1969: the right kind of pharmacy

pharmacy vector

Is the professional-style pharmacy out of date? Is the ‘Chemist-Mart’ on supermarket lines inevitable? These questions were being asked by AJP in October 1969

A report in the October 1969 edition of the AJP covered the launch of a brand new pharmacy in Bulleen, Victoria, that was “the epitome of all that is modern and professional”.

Occupying a “sparking” 1380 square feet (128m²), the pharmacy was co-owned by then Victorian Pharmacy Guild vice-president Ken Walton, and Michael Minehan. It featured an “excellent layout and attractive, uncluttered display of a very wide and comprehensive range of pharmacy-type lines.”

“Nothing jarred as being more suited to a milk bar or supermarket,” the AJP special reporter said.

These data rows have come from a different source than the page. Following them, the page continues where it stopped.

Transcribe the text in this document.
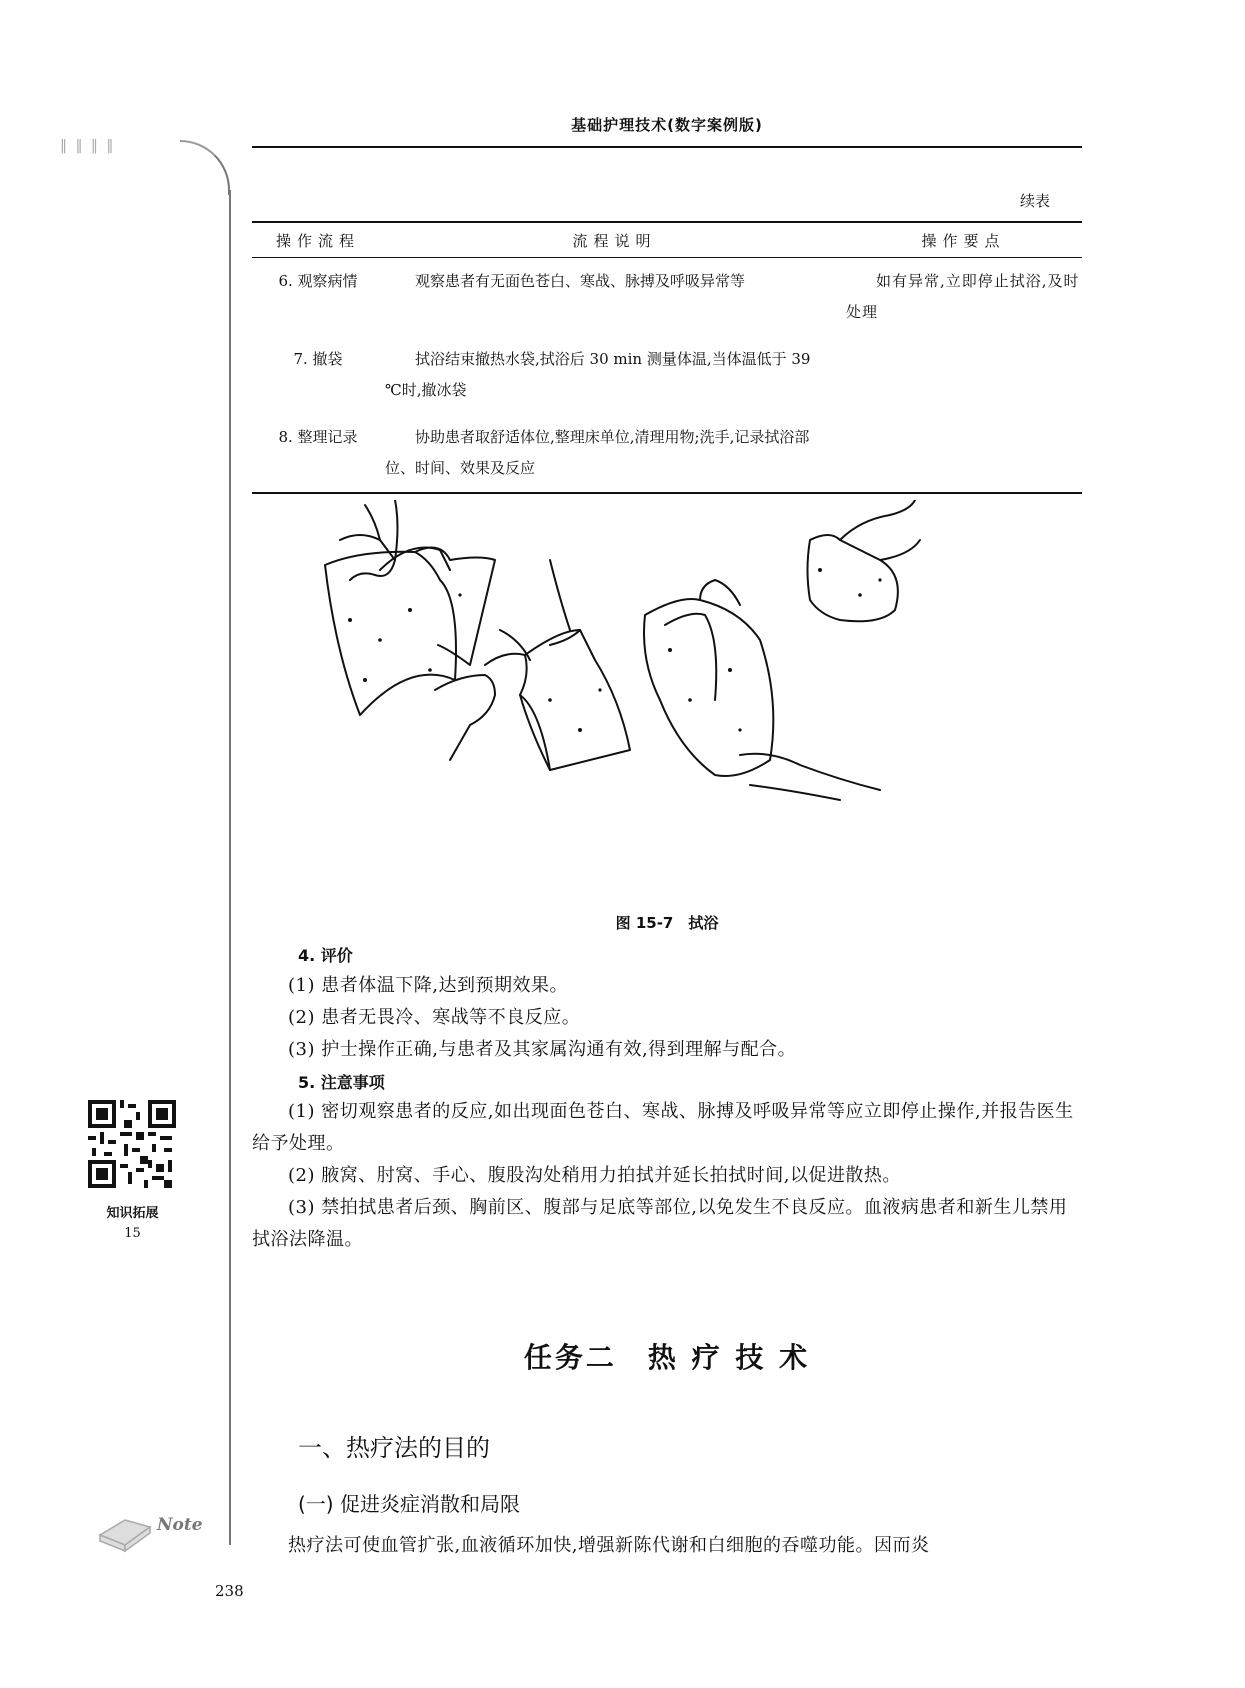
‖ ‖ ‖ ‖
基础护理技术(数字案例版)
续表
操作流程	流程说明	操作要点
6. 观察病情	观察患者有无面色苍白、寒战、脉搏及呼吸异常等	如有异常,立即停止拭浴,及时处理
7. 撤袋	拭浴结束撤热水袋,拭浴后 30 min 测量体温,当体温低于 39 ℃时,撤冰袋	
8. 整理记录	协助患者取舒适体位,整理床单位,清理用物;洗手,记录拭浴部位、时间、效果及反应	
图 15-7　拭浴
4. 评价
(1) 患者体温下降,达到预期效果。
(2) 患者无畏冷、寒战等不良反应。
(3) 护士操作正确,与患者及其家属沟通有效,得到理解与配合。
5. 注意事项
(1) 密切观察患者的反应,如出现面色苍白、寒战、脉搏及呼吸异常等应立即停止操作,并报告医生给予处理。
(2) 腋窝、肘窝、手心、腹股沟处稍用力拍拭并延长拍拭时间,以促进散热。
(3) 禁拍拭患者后颈、胸前区、腹部与足底等部位,以免发生不良反应。血液病患者和新生儿禁用拭浴法降温。
知识拓展
15
任务二　热 疗 技 术
一、热疗法的目的
(一) 促进炎症消散和局限
热疗法可使血管扩张,血液循环加快,增强新陈代谢和白细胞的吞噬功能。因而炎
Note
238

However, the partners did adopt “suitable” supermarket-inspired ideas, including open bins and mobile racks.

The partners were committed to not competing with local supermarkets on price, saying it was “much saner and more profitable to strongly merchandise those lines which are available only through pharmacy outlets.”

The opening day was judged a massive success, with the 13 assistants “exhausted” and Mr Walton saying he was “somewhat overwhelmed”, especially by a “staggering total of 40 prescriptions.”  

He also described catching one shoplifter “red-handed” trying to run off with two cans of hairspray.

The AJP special reporter concluded by saying: “this new pharmacy typifies the progressive, professional retail approach many would like to see in every neighbourhood.”